Lalu bagaimana kita harus memperbaiki sikap yang salah itu? Seperti yang Tuhan Yesus katakan: Jangan gelisah hati kita, percaya — yang berarti sepenuhnya berserah – pada Allah dan kepada Yesus (Yohanes 14:1). Memang selama kita tinggal di dalam dunia yang berdosa dan di dalam tubuh dengan natur keberdosaan ini, kita mengalami kekuatiran, kegelisahan, ketidaktenangan hati. Perkataan ini bukan berarti tidak boleh gelisah, justru saat itu para murid sudah dalam keadaan gelisah. Jadi perkataan jangan itu berarti, berhentilah. Berhentilah gelisah, jangan larut dalam kegundahan hati yang kuatir. Tenangkanlah hati. Lalu kembalilah memandang Allah dan menyerahkan diri kita sepenuhnya (percaya) kepada-Nya.

Kedua; lalukanlah dengan setia pekerjaan yang Tuhan Yesus lakukan (Yohanes 14:12). Kita beriman dengan sepenuhnya percaya kepada Yesus Kristus, berarti juga kita melakukan perbuatan pekerjaan yang diteladani dan diperintahkan Tuhan Yesus bagi kita (baca juga 1 Yohanes 2:6). Orang percaya adalah ciptaan baru di dalam Kristus Yesus. Kita dibentuk oleh Allah, menjadi berbeda dengan dunia, yaitu gambar-rupa Kristus, bukan serupa dunia. Diberi perintah untuk melakukan pekerjaan baik yang sudah Allah sediakan (Efesus 2:10). Setialah dalam panggilan Allah pada kita, yang adalah murid, dengan mengasihi Allah dan mengasihi saudara seiman serta manusia lainnya. Menjalankan mandat budaya dan mandat Injil dengan giat, bagi kemuliaan Allah dan bagi kerajaan-Nya di bumi ini.
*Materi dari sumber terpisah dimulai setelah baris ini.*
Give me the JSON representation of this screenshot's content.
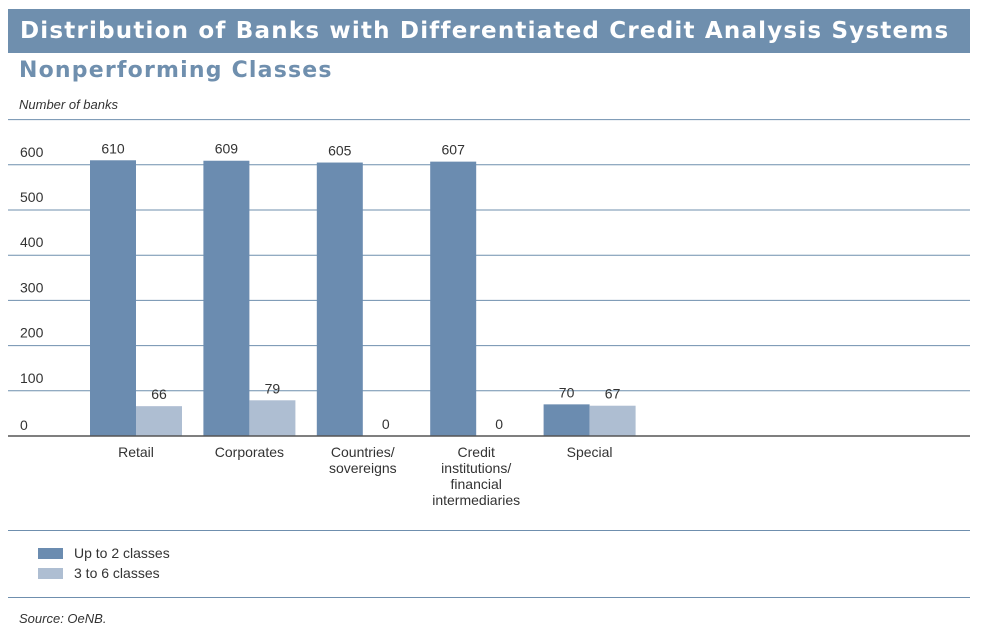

Jelas ini tidak mudah dan penuh dengan kesesakan atau penderitaan. Namun, justru melalui jalan penderitaan ini kita akan semakin serupa dengan Kristus (Galatia 4:19; Filipi 3:10).
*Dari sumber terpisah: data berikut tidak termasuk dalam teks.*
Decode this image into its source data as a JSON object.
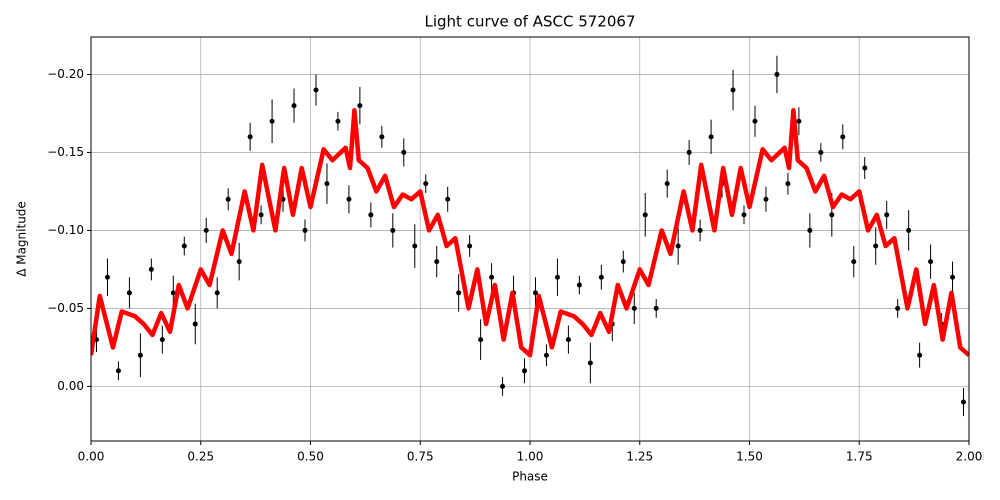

Ketiga; yakinlah bahwa ada Roh Kudus, Sang Penolong, Sang Penasihat, Parakletos, Yohanes 14:16, 26) yang telah diutus Bapa dan Yesus, menyertai kita, yang memimpin kita ke dalam kebenaran (Yohanes 16:13), menginsafkan dunia akan dosa, akan kebenaran, dan akan penghakiman (Yohanes 16:8). Roh Kebenaran akan menyertai kita di jalan ini. Kita tidak ditinggal sendirian. Providensia-Nya selalu nyata dalam hidup para murid Kristus di dalam dunia yang terkutuk ini.

Jadi jelaslah, tidak ada jalan yang lebih dekat dan mudah, sesuai dengan yang kita pikirkan dan yang dunia tawarkan. Yesuslah satu- satunya jalan itu yang menyatakan satu-satu kebenaran yang sejati, yang memimpin kepada hidup yang kekal.